Laura's thoughts: Now, a religious festival that requires people to douse their friends in water and cover themselves, as well as strangers, in brilliant-colored paint & powder is my kind of holiday. Today is the second day of Holi, which runs all week, making this the 13th designated holy day out of our 50 here, so far.

In such a public and pervasively devout nation, one can not help but to ponder the question: "What makes a place sacred?" Be it washing in a holy river, rubbing a certain bronze sculpture, prostrating up the stairs of a temple, or leaving an offering of fruit and flowers on an altar, the pluralistic manners of worship in India manifest in a rich myriad of gestures. Certainly, the energy generated by millions of people seeking healing and inspiration from such places can stir the spirit of even the most skeptical non-believers. For me personally, as one who holds no religious affiliations, yet has always maintained a keen interest in matters of the spirit, I have searched deep within myself to feel the strong sense of connection that so many experience in the presence of spiritual giants like the Ganges. However, interestingly, the most profound moments of wonder and awe have struck me, instead, during quiet moments communing with the natural world.
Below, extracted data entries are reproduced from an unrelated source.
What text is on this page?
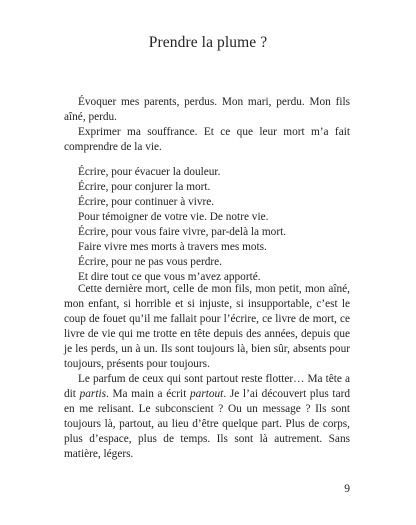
Prendre la plume ?

Évoquer mes parents, perdus. Mon mari, perdu. Mon fils aîné, perdu.

Exprimer ma souffrance. Et ce que leur mort m’a fait comprendre de la vie.

Écrire, pour évacuer la douleur.
Écrire, pour conjurer la mort.
Écrire, pour continuer à vivre.
Pour témoigner de votre vie. De notre vie.
Écrire, pour vous faire vivre, par-delà la mort.
Faire vivre mes morts à travers mes mots.
Écrire, pour ne pas vous perdre.
Et dire tout ce que vous m’avez apporté.

Cette dernière mort, celle de mon fils, mon petit, mon aîné, mon enfant, si horrible et si injuste, si insupportable, c’est le coup de fouet qu’il me fallait pour l’écrire, ce livre de mort, ce livre de vie qui me trotte en tête depuis des années, depuis que je les perds, un à un. Ils sont toujours là, bien sûr, absents pour toujours, présents pour toujours.

Le parfum de ceux qui sont partout reste flotter… Ma tête a dit partis. Ma main a écrit partout. Je l’ai découvert plus tard en me relisant. Le subconscient ? Ou un message ? Ils sont toujours là, partout, au lieu d’être quelque part. Plus de corps, plus d’espace, plus de temps. Ils sont là autrement. Sans matière, légers.

9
trip image here trip image here trip image here

photo caption: the Great Ganges; Holi celebrations (scroll over for large view); Laura dwarfed by the grandeur of her sacred space

It is in spots like my happy place in Kerala or this solitary hillside in Rishikesh (see above), where I have been afforded even the tiniest glimpses of what enlightenment might look like. And though astoundingly fleeting, these instant flashes of recognition that all things are interconnected are addictive. Another hit me by surprise in the city of Chandigar, famous for its unique, 1950's master-plan by French architect Corbusier. This city's Rock Garden, which had been described as an artistic trash heap, turned out to be a garden of unearthly delight for me. Childlike sculptures, combining broken plastic bangles and ceramic shards with stone, captured the fancy of my imagination and made my soul dance.

trip image here trip image here trip image here

photo caption: the fanciful characters of Chandigar's Rock Garden

So, again, I was reminded that one's sense of the sacred is entirely personal. In fact, I have been similarly amazed to learn that, after 20 years of yoga study in the West, attending teachings in India, so close to the source of this practice, has lent me no greater insight than have many wonderful teachers from home. Apparently, a room full of dreadlocked-hippies hoping for their randomly selected guru-of-the-day to impart ancient yogic wisdom just doesn't do it for me. Give me dozens of athlete-cum-yogis cleansing their bodies and minds on a Vancouver beach while their surfer teacher leads them thru some Yummy Yoga anyday.

With all due respect, I realize that I have not yet been exposed to the truly authentic teachings that many have found here. This may be because my research, thus far, has left me unable to discern between the false prophets and the Real Deals. But, there is one spiritual master, in my mind, who is beyond reproach. So I am presently bursting at the seams as we await the start of Dalai Lama Rama (or, as Geoff calls it: Buddhapalooza). It is our great privilege to be present for a week of 5 hr. daily talks by this man whose simple, honest words about love and compassion resonate so completely with me.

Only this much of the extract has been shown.